About the job
Join Bold as we seek an experienced Engineer/Senior Engineer to take charge of our production Machine Learning (ML) environments and MLOps infrastructure within our infrastructure and data science teams. You will manage daily operations, respond to ad-hoc requests, and collaborate on cross-team projects. Your expertise will help architect robust and scalable MLOps pipelines utilizing AWS services such as SageMaker, EMR, and OpenSearch.
ABOUT THIS TEAM
The Infrastructure team at Bold provides essential services including automation, observability, cloud/server/network architectures, CI/CD, infrastructure as code, database administration, incident management, vendor management, security and compliance, and continuous skill development. These services enhance efficiency, minimize errors, and ensure rapid and reliable application releases while upholding security and compliance. Our TechOps team empowers various teams to monitor applications and infrastructure, build resilient systems, resolve IT service issues, manage vendor relationships, and ensure robust cloud security. Additionally, we prioritize continuous learning and the adoption of cutting-edge technologies to deliver outstanding value to the organization.
WHAT YOU’LL DO
- Design and implement microservices within advanced DevOps pipelines, collaborating with data science and ML teams to optimize model serving on Kubernetes platforms utilizing service mesh.

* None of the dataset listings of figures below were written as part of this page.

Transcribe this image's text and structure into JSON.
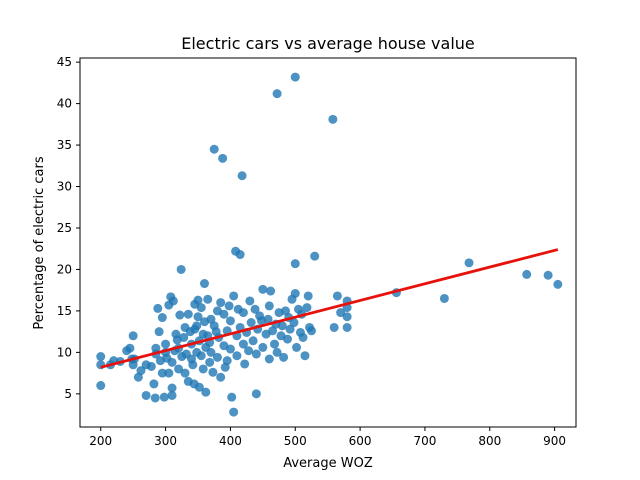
{
  "chart_data": {
    "type": "scatter",
    "title": "Electric cars vs average house value",
    "xlabel": "Average WOZ",
    "ylabel": "Percentage of electric cars",
    "xlim": [
      168,
      933
    ],
    "ylim": [
      1.0,
      45.5
    ],
    "x_ticks": [
      200,
      300,
      400,
      500,
      600,
      700,
      800,
      900
    ],
    "y_ticks": [
      5,
      10,
      15,
      20,
      25,
      30,
      35,
      40,
      45
    ],
    "grid": false,
    "legend": "none",
    "colors": {
      "points": "#1f77b4",
      "trend": "#e8120c"
    },
    "trend_line": {
      "x": [
        200,
        905
      ],
      "y": [
        8.2,
        22.4
      ]
    },
    "points": [
      [
        200,
        8.5
      ],
      [
        200,
        9.5
      ],
      [
        200,
        6.0
      ],
      [
        215,
        8.5
      ],
      [
        220,
        9.0
      ],
      [
        230,
        8.9
      ],
      [
        240,
        10.2
      ],
      [
        245,
        10.5
      ],
      [
        248,
        9.2
      ],
      [
        250,
        12.0
      ],
      [
        250,
        8.5
      ],
      [
        252,
        9.2
      ],
      [
        258,
        7.0
      ],
      [
        262,
        7.8
      ],
      [
        270,
        8.5
      ],
      [
        270,
        4.8
      ],
      [
        278,
        8.3
      ],
      [
        282,
        6.2
      ],
      [
        284,
        4.5
      ],
      [
        285,
        9.8
      ],
      [
        285,
        10.5
      ],
      [
        288,
        15.3
      ],
      [
        290,
        12.5
      ],
      [
        292,
        9.0
      ],
      [
        295,
        7.5
      ],
      [
        295,
        14.2
      ],
      [
        298,
        4.6
      ],
      [
        300,
        10.0
      ],
      [
        300,
        11.0
      ],
      [
        302,
        9.3
      ],
      [
        305,
        15.7
      ],
      [
        305,
        7.5
      ],
      [
        308,
        16.7
      ],
      [
        310,
        5.7
      ],
      [
        310,
        8.8
      ],
      [
        310,
        4.8
      ],
      [
        312,
        16.2
      ],
      [
        314,
        10.2
      ],
      [
        316,
        12.2
      ],
      [
        318,
        11.5
      ],
      [
        320,
        10.5
      ],
      [
        320,
        8.0
      ],
      [
        322,
        14.5
      ],
      [
        324,
        20.0
      ],
      [
        325,
        9.5
      ],
      [
        328,
        11.8
      ],
      [
        330,
        13.0
      ],
      [
        330,
        7.5
      ],
      [
        332,
        9.8
      ],
      [
        335,
        6.5
      ],
      [
        335,
        14.6
      ],
      [
        338,
        12.5
      ],
      [
        340,
        11.0
      ],
      [
        340,
        9.2
      ],
      [
        342,
        8.5
      ],
      [
        344,
        6.2
      ],
      [
        345,
        15.8
      ],
      [
        345,
        12.8
      ],
      [
        348,
        13.2
      ],
      [
        348,
        10.0
      ],
      [
        350,
        16.3
      ],
      [
        350,
        14.3
      ],
      [
        352,
        11.4
      ],
      [
        352,
        5.8
      ],
      [
        355,
        15.4
      ],
      [
        355,
        9.6
      ],
      [
        358,
        12.2
      ],
      [
        358,
        8.0
      ],
      [
        360,
        18.3
      ],
      [
        360,
        13.7
      ],
      [
        362,
        10.6
      ],
      [
        362,
        5.2
      ],
      [
        365,
        16.4
      ],
      [
        365,
        12.0
      ],
      [
        368,
        11.2
      ],
      [
        368,
        8.8
      ],
      [
        370,
        14.0
      ],
      [
        370,
        10.0
      ],
      [
        373,
        7.6
      ],
      [
        375,
        34.5
      ],
      [
        375,
        13.2
      ],
      [
        378,
        12.5
      ],
      [
        380,
        15.0
      ],
      [
        380,
        9.4
      ],
      [
        382,
        11.8
      ],
      [
        385,
        16.0
      ],
      [
        385,
        7.0
      ],
      [
        388,
        33.4
      ],
      [
        390,
        14.6
      ],
      [
        390,
        10.8
      ],
      [
        392,
        8.2
      ],
      [
        395,
        12.6
      ],
      [
        395,
        9.0
      ],
      [
        398,
        15.6
      ],
      [
        400,
        13.8
      ],
      [
        400,
        10.4
      ],
      [
        402,
        4.6
      ],
      [
        405,
        2.8
      ],
      [
        405,
        16.8
      ],
      [
        408,
        22.2
      ],
      [
        410,
        12.0
      ],
      [
        410,
        9.6
      ],
      [
        412,
        15.2
      ],
      [
        415,
        21.8
      ],
      [
        415,
        13.0
      ],
      [
        418,
        31.3
      ],
      [
        420,
        11.0
      ],
      [
        420,
        14.8
      ],
      [
        422,
        8.6
      ],
      [
        425,
        12.4
      ],
      [
        428,
        10.2
      ],
      [
        430,
        16.2
      ],
      [
        432,
        13.6
      ],
      [
        435,
        11.4
      ],
      [
        438,
        15.2
      ],
      [
        440,
        5.0
      ],
      [
        440,
        9.8
      ],
      [
        442,
        12.8
      ],
      [
        445,
        14.4
      ],
      [
        448,
        13.8
      ],
      [
        450,
        17.6
      ],
      [
        450,
        10.6
      ],
      [
        455,
        12.2
      ],
      [
        458,
        14.0
      ],
      [
        460,
        15.6
      ],
      [
        460,
        9.2
      ],
      [
        462,
        17.4
      ],
      [
        465,
        12.6
      ],
      [
        468,
        11.0
      ],
      [
        470,
        13.4
      ],
      [
        472,
        41.2
      ],
      [
        472,
        10.0
      ],
      [
        475,
        14.8
      ],
      [
        478,
        12.0
      ],
      [
        480,
        13.2
      ],
      [
        482,
        9.4
      ],
      [
        485,
        15.0
      ],
      [
        488,
        11.6
      ],
      [
        490,
        14.2
      ],
      [
        492,
        12.8
      ],
      [
        495,
        16.4
      ],
      [
        498,
        13.6
      ],
      [
        500,
        43.2
      ],
      [
        500,
        20.7
      ],
      [
        500,
        17.1
      ],
      [
        502,
        10.6
      ],
      [
        505,
        15.2
      ],
      [
        508,
        12.4
      ],
      [
        510,
        14.6
      ],
      [
        512,
        11.8
      ],
      [
        515,
        9.6
      ],
      [
        518,
        15.4
      ],
      [
        520,
        16.8
      ],
      [
        522,
        13.0
      ],
      [
        525,
        12.6
      ],
      [
        530,
        21.6
      ],
      [
        558,
        38.1
      ],
      [
        560,
        13.0
      ],
      [
        565,
        16.8
      ],
      [
        570,
        14.8
      ],
      [
        580,
        16.2
      ],
      [
        580,
        15.4
      ],
      [
        580,
        14.3
      ],
      [
        580,
        13.0
      ],
      [
        656,
        17.2
      ],
      [
        730,
        16.5
      ],
      [
        768,
        20.8
      ],
      [
        857,
        19.4
      ],
      [
        890,
        19.3
      ],
      [
        905,
        18.2
      ]
    ]
  }
}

- Create comprehensive observability frameworks to reduce Mean Time to Recovery (MTTR) and ensure 24/7 platform reliability.

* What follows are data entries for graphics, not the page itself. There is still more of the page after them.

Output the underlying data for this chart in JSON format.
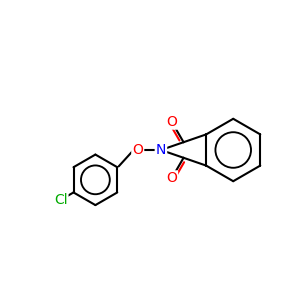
{
  "bg_color": "#ffffff",
  "bond_color": "#000000",
  "o_color": "#ff0000",
  "n_color": "#0000ff",
  "cl_color": "#00aa00",
  "line_width": 1.5,
  "figsize": [
    3.0,
    3.0
  ],
  "dpi": 100,
  "xlim": [
    0,
    10
  ],
  "ylim": [
    0,
    10
  ]
}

- Develop secure, automated CI/CD workflows featuring governance and compliance controls.
- Lead 24/7 on-call engineering efforts alongside CDN & security hardening, focusing on cost optimization for IaaS & PaaS in the cloud.
- Oversee infrastructure operations, managing production deployments and hybrid cloud environments.
- Foster cross-functional collaboration with development, QA, operations, and data teams across global time zones to scale OpenSearch/EMR platforms and enhance platform operations.